CVOL—the Other Volatility Kid on the Block

UPDATE

CVOL was shutdown by UBS in May of 2016.  It never achieved enough assets for it to be a viable competitor

 

 


CVOL’s  stated goal is to “produce returns that are correlated to the CBOE Volatility Index (the “VIX Index”). ”   So far no one has figured out a way to offer a direct investment in the VIX Index, so volatility traders must be content with proxies.

 

CVOL’s  competitor, Barclays’ VXX also tries to correlate with the VIX, but consistently fails, both in magnitude and its steady erosion in value due to contango.   In order to avoid some of VXX’s weaknesses CVOL uses longer dated volatility futures (third and forth month instead of first and second), adds a short position in the S&P500, and uses leverage.   This witches brew is spelled out with equations in Citigroup’s CVOL pricing supplement / prospectus, but I don’t know if I will ever have enough motivation / coffee to drag myself through those.

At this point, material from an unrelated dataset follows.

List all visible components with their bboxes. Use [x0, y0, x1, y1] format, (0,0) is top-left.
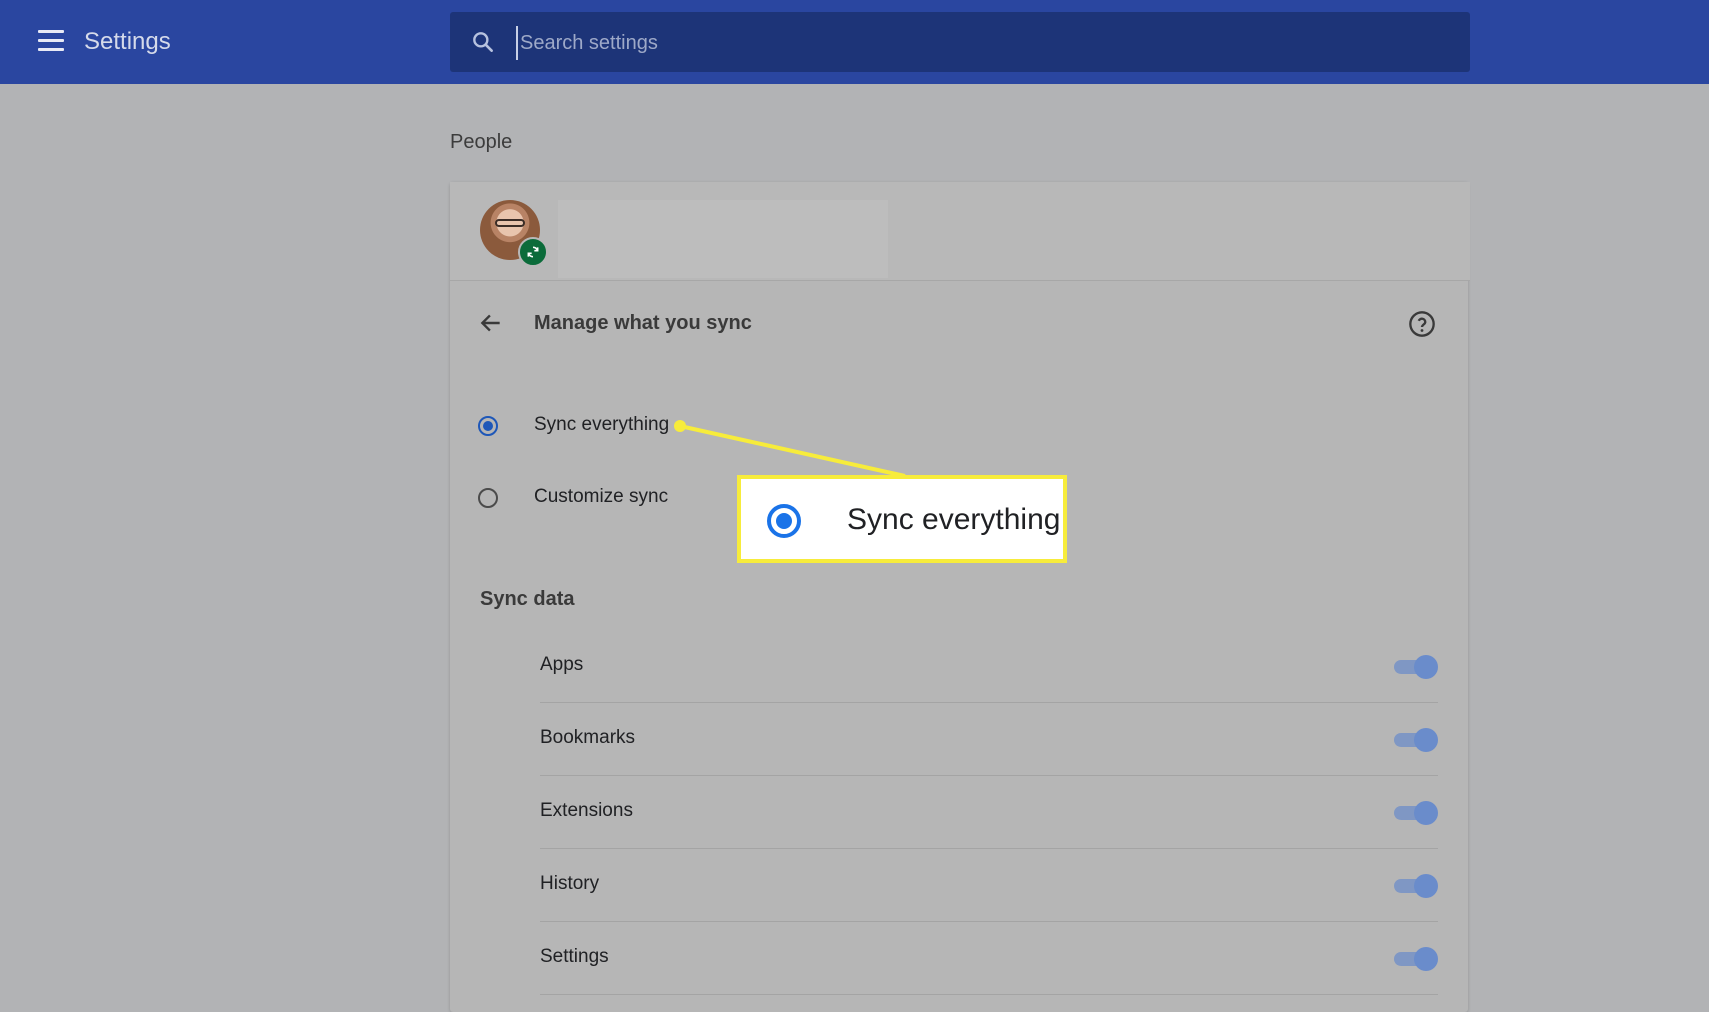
- radio-button-checked[interactable]: [478, 416, 498, 436]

In any event, the proof is in the pudding, so below are the percentage results for CVOL compared to VXX and VIX, using its first day of trading, November 15th as the basis.   Very few shares of CVOL were traded during the week so regular stock charts are mostly useless.   I captured four snapshots of  the market during the week, plus I took the actual trade values of some of the CVOL trades and used their timestamps to lookup the corresponding VXX and VIX values.   The bid / ask spread of CVOL ranged from around .53 to 1.10 during my snapshots.  I used a value halfway between the bid/asked for the chart below.

 

CVOL vs VXX and VIX, click to enlarge

 

Last week was a good test case, because there was a lot of volatility in volatility.  The VIX popped over +17% on Tuesday and CVOL delivered a very respectable +15% value, while VXX demonstrated its usual lethargic behavior with an 8% jump.   The last two data points were on Friday, and show CVOL out performing the VIX—something I wonder if VXX has ever done.   On Monday we will see if this performance was due to the typical Friday sag in VIX (due to option traders compensating for time decay during the weekend), or over-leverage in the CVOL machinery.

VXX has proved to be an abysmal long term performer , so the only believable reason for its multi-million share daily volume is traders trying to speculate on / hedge short term volatility and the associated market declines.

If tracking the VIX over the short term is your goal CVOL is a better choice.